Hundreds of Sunni Arabs marched Monday through the streets of Baqouba, 55 kilometers (35 miles) northeast of Baghdad, to protest Iraqi security raids in the surrounding province last weekend. More than 300 people, mostly Sunni Arabs, were arrested, officials said.
Members of the crowd carried banners denouncing the arrests of Sunni Arabs and chanted, "No to America, no to Britain."
Most Sunni Arabs boycotted the Jan. 30 elections, enabling the majority Shiites and their Kurdish allies to dominate the current parliament. Many Sunni politicians now consider the boycott a mistake and have urged fellow Sunnis to vote next month, although hard-liners in the insurgency and among the Sunni clergy remain opposed.
With casualties rising and elections just a month away, U.S. and other countries have stepped up diplomatic efforts to try to reconcile Iraq”s disparate factions.
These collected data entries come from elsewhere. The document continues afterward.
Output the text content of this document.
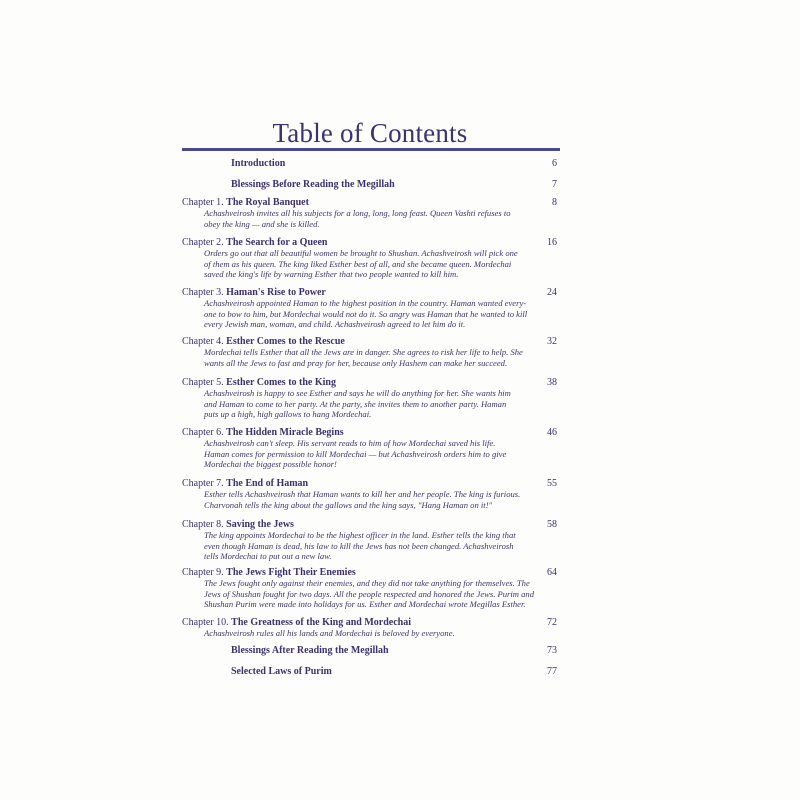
Table of Contents
Introduction	6
Blessings Before Reading the Megillah	7
Chapter 1. The Royal Banquet	8
Achashveirosh invites all his subjects for a long, long, long feast. Queen Vashti refuses to
obey the king — and she is killed.
Chapter 2. The Search for a Queen	16
Orders go out that all beautiful women be brought to Shushan. Achashveirosh will pick one
of them as his queen. The king liked Esther best of all, and she became queen. Mordechai
saved the king's life by warning Esther that two people wanted to kill him.
Chapter 3. Haman's Rise to Power	24
Achashveirosh appointed Haman to the highest position in the country. Haman wanted every-
one to bow to him, but Mordechai would not do it. So angry was Haman that he wanted to kill
every Jewish man, woman, and child. Achashveirosh agreed to let him do it.
Chapter 4. Esther Comes to the Rescue	32
Mordechai tells Esther that all the Jews are in danger. She agrees to risk her life to help. She
wants all the Jews to fast and pray for her, because only Hashem can make her succeed.
Chapter 5. Esther Comes to the King	38
Achashveirosh is happy to see Esther and says he will do anything for her. She wants him
and Haman to come to her party. At the party, she invites them to another party. Haman
puts up a high, high gallows to hang Mordechai.
Chapter 6. The Hidden Miracle Begins	46
Achashveirosh can't sleep. His servant reads to him of how Mordechai saved his life.
Haman comes for permission to kill Mordechai — but Achashveirosh orders him to give
Mordechai the biggest possible honor!
Chapter 7. The End of Haman	55
Esther tells Achashveirosh that Haman wants to kill her and her people. The king is furious.
Charvonah tells the king about the gallows and the king says, "Hang Haman on it!"
Chapter 8. Saving the Jews	58
The king appoints Mordechai to be the highest officer in the land. Esther tells the king that
even though Haman is dead, his law to kill the Jews has not been changed. Achashveirosh
tells Mordechai to put out a new law.
Chapter 9. The Jews Fight Their Enemies	64
The Jews fought only against their enemies, and they did not take anything for themselves. The
Jews of Shushan fought for two days. All the people respected and honored the Jews. Purim and
Shushan Purim were made into holidays for us. Esther and Mordechai wrote Megillas Esther.
Chapter 10. The Greatness of the King and Mordechai	72
Achashveirosh rules all his lands and Mordechai is beloved by everyone.
Blessings After Reading the Megillah	73
Selected Laws of Purim	77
Secretary of State Condoleezza Rice, British Foreign Secretary Jack Straw, U.N. Secretary-General Kofi Annan and former Russian Foreign Minister Igor Ivanov have all visit Baghdad during the past five days to encourage successful elections.
In Cairo, Egypt, Arab League officials said 100 prominent Iraqis have been invited to a weekend meeting there to pave the way for a full-blown conference, probably to be held early next year in Iraq. The preliminary meeting is not expected to include representatives of insurgent groups or Saddam Hussein loyalists.